There’s a floating answer to a question I seek but cannot obtain. Why does my own mind go against me? There are days where I wish to be a part of something, but something in my head goes off, and says, “No.”
My anxiety is talking to me. My anxiety wants to talk for me. Sometimes, it does. It feels like a voice that wants to become my sole voice. Having two anxiety attacks this year wasn’t exactly what I planned as my New Year’s Resolution. Now, if it were only so simple to find a solution and have it expedited. My anxiety is everything I wish not to be.
Harsh words spewed at those who don’t deserve it,
Regrets chained me as I was the one who served it.
Was it me? Was it, without a fear of doubt, me? Or was it my anxiety?
I’m the one who said what I said but those thoughts –
they do not belong in my head.
Anxious thoughts have taken residency inside my mind,
now my genuine intuition is a lost find.
Impulsive and irrational decisions based on racing emotions,
my heart rate is speeding in a race I know I won’t win –
my hope and faith is running thin.
All I want to do is run away.
/ To escape it all /
It’s conflicting because I want to run away from… myself. I cannot handle my thoughts and refuse to take ownership of them because of how dark they are – this ship of mine has crashed.
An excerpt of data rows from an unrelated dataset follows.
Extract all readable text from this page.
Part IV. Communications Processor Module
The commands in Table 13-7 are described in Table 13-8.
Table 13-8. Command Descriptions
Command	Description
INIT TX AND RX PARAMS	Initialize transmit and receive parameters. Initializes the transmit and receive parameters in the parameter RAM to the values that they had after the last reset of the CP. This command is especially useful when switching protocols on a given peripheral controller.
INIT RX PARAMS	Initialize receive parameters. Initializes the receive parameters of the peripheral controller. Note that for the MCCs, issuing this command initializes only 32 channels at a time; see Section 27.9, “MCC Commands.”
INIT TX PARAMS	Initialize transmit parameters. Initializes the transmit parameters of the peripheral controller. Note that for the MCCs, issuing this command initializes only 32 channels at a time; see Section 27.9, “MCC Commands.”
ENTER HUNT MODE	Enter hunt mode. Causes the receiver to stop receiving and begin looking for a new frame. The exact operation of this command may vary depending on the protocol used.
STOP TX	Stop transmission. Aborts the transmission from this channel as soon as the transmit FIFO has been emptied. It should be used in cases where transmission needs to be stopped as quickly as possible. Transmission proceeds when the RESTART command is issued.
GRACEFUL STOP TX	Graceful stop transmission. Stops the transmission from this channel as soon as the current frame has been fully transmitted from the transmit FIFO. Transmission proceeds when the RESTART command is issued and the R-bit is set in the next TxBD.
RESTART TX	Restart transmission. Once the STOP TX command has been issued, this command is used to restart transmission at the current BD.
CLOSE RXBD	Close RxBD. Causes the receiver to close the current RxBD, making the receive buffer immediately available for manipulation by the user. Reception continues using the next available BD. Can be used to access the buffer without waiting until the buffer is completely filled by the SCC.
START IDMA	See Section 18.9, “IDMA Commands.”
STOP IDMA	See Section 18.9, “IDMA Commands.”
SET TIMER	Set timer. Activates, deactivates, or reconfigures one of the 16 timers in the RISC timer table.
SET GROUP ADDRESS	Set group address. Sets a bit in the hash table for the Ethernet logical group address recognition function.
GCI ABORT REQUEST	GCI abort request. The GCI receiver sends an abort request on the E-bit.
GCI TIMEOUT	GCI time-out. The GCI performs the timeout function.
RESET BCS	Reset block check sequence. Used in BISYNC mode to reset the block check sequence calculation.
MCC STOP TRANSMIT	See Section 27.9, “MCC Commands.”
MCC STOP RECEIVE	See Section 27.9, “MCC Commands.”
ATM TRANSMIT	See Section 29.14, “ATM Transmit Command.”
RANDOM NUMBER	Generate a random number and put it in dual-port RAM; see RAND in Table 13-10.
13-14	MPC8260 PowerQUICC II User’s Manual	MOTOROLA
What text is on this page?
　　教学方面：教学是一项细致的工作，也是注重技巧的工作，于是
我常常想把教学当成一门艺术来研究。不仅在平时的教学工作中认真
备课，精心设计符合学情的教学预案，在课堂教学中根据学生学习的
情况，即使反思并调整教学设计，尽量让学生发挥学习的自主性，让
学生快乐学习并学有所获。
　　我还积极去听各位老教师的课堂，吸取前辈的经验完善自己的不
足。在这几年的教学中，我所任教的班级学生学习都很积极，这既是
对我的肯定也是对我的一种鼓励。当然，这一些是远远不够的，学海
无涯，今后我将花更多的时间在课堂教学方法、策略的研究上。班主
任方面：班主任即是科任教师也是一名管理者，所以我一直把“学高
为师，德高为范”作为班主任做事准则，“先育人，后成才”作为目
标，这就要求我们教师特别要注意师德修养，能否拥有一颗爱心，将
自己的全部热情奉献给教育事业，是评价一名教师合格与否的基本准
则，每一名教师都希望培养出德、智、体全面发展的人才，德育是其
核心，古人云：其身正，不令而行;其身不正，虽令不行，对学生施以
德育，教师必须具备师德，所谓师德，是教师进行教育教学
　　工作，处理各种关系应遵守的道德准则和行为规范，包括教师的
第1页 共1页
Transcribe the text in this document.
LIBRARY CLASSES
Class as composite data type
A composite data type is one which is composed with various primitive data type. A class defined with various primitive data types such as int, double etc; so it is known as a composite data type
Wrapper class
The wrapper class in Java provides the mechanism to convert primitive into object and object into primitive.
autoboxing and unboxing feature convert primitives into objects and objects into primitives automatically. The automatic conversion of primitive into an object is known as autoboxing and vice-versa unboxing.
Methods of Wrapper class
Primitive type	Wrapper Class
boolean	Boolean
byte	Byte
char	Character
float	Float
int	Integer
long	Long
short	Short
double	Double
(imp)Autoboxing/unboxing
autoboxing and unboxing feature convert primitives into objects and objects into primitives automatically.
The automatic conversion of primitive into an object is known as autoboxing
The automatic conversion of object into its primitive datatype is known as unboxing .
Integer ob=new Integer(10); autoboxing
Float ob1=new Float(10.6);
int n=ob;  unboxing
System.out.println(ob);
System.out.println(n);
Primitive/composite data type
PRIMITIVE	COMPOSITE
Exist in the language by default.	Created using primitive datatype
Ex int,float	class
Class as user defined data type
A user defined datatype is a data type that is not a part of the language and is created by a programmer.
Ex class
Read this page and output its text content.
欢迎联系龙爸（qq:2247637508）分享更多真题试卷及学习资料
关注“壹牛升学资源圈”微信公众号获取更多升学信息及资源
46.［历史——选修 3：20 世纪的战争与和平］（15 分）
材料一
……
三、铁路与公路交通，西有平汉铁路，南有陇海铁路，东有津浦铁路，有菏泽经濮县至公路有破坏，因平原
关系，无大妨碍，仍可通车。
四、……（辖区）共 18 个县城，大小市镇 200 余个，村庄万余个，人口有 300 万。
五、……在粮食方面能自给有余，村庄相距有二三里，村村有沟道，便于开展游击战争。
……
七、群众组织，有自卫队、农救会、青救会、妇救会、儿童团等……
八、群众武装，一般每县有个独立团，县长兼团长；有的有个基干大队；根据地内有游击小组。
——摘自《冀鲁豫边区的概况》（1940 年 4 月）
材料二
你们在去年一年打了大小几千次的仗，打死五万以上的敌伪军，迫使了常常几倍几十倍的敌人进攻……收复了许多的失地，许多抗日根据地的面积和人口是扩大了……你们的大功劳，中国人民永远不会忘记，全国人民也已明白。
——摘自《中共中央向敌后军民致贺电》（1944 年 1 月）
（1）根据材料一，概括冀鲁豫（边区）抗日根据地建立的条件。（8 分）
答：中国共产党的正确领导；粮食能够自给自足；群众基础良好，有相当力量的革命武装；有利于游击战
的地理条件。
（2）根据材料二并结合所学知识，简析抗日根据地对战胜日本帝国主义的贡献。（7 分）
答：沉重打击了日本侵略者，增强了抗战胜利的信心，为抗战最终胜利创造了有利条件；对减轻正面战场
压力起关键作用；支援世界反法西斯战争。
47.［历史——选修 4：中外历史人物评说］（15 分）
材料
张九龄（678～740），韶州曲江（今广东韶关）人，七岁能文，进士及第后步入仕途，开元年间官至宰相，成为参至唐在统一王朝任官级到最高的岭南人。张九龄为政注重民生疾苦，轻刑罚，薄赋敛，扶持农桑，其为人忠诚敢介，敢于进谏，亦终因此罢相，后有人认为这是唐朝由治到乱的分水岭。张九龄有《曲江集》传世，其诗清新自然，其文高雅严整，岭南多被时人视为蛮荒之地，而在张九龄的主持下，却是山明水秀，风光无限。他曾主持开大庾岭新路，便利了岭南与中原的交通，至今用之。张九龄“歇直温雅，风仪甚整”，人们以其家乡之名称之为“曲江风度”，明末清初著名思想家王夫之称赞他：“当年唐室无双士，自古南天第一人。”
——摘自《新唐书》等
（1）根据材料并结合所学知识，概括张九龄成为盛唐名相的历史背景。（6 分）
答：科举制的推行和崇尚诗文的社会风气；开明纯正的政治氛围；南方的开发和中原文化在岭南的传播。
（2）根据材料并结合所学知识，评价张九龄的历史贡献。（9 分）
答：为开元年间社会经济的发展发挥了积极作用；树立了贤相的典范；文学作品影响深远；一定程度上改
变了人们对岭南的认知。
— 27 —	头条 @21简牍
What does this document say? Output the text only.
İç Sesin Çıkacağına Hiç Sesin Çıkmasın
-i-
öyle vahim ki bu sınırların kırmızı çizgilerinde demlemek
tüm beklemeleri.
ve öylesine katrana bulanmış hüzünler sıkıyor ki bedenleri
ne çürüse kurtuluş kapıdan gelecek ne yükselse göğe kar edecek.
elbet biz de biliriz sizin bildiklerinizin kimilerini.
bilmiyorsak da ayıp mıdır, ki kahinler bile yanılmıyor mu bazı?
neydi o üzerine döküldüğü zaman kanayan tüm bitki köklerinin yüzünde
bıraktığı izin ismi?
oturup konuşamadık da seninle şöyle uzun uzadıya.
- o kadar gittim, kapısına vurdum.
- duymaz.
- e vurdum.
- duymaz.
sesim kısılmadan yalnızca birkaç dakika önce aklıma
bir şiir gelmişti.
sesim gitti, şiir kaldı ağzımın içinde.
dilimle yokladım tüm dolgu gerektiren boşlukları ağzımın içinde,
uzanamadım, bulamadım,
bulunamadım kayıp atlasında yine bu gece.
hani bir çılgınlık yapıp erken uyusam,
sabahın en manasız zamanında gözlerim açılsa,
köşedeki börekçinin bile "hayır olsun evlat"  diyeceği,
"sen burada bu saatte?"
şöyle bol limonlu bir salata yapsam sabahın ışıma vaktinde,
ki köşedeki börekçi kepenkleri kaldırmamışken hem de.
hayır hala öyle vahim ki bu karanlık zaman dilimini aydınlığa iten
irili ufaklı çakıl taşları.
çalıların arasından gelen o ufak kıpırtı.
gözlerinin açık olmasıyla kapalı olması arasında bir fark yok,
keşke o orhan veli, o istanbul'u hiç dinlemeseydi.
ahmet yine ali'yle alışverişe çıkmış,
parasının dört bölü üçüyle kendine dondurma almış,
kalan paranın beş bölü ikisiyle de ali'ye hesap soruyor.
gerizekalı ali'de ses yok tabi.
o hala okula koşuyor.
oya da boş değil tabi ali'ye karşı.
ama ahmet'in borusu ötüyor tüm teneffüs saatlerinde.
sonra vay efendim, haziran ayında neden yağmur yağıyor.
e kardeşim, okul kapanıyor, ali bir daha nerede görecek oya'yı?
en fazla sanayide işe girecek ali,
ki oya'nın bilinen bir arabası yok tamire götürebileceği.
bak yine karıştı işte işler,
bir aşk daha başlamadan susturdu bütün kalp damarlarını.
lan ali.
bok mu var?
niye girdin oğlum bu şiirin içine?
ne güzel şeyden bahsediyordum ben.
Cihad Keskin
violent thoughts collide with terrible endings
I see my future without a future
it starts with d and ends with h
spiraling down into a chaotic state of mind
where my head hurts just as much as my heart
I’m becoming a monster because I don’t feel human.
I don’t feel like myself.
I am scared of myself.
Is this me? Truly?
I sense steps coming forth my way with a shadow I’ve seen before. It is familiar but in a chilling manner. It reminds me of an icy winter where I am once again unprepared and warmth becomes a scarcity and is almost prohibited to encounter and grasp. I seek refuge, a place to hide, because I am now an animal who’s ashamed of her own hide –
my skin feels alien-like
if you compared who I was last week to who I was last night
we are nothing alike.
speaking of feel,
I seek to feel something, anything,
than what I’m feeling now.
It doesn’t matter how.
I don’t feel like myself.
When I was young, I used to fear the monsters under my bed in the dark, but now I fear the monster I lay in bed with every night – my mind. Writing this post was daunting to me because these are the unadulterated words spinning around in my head. I fear not the judgement of these lines, but the consequences. I ask the universe, in this moment, is there yet another battle I must conquer again? I must ask, is my depression coming back?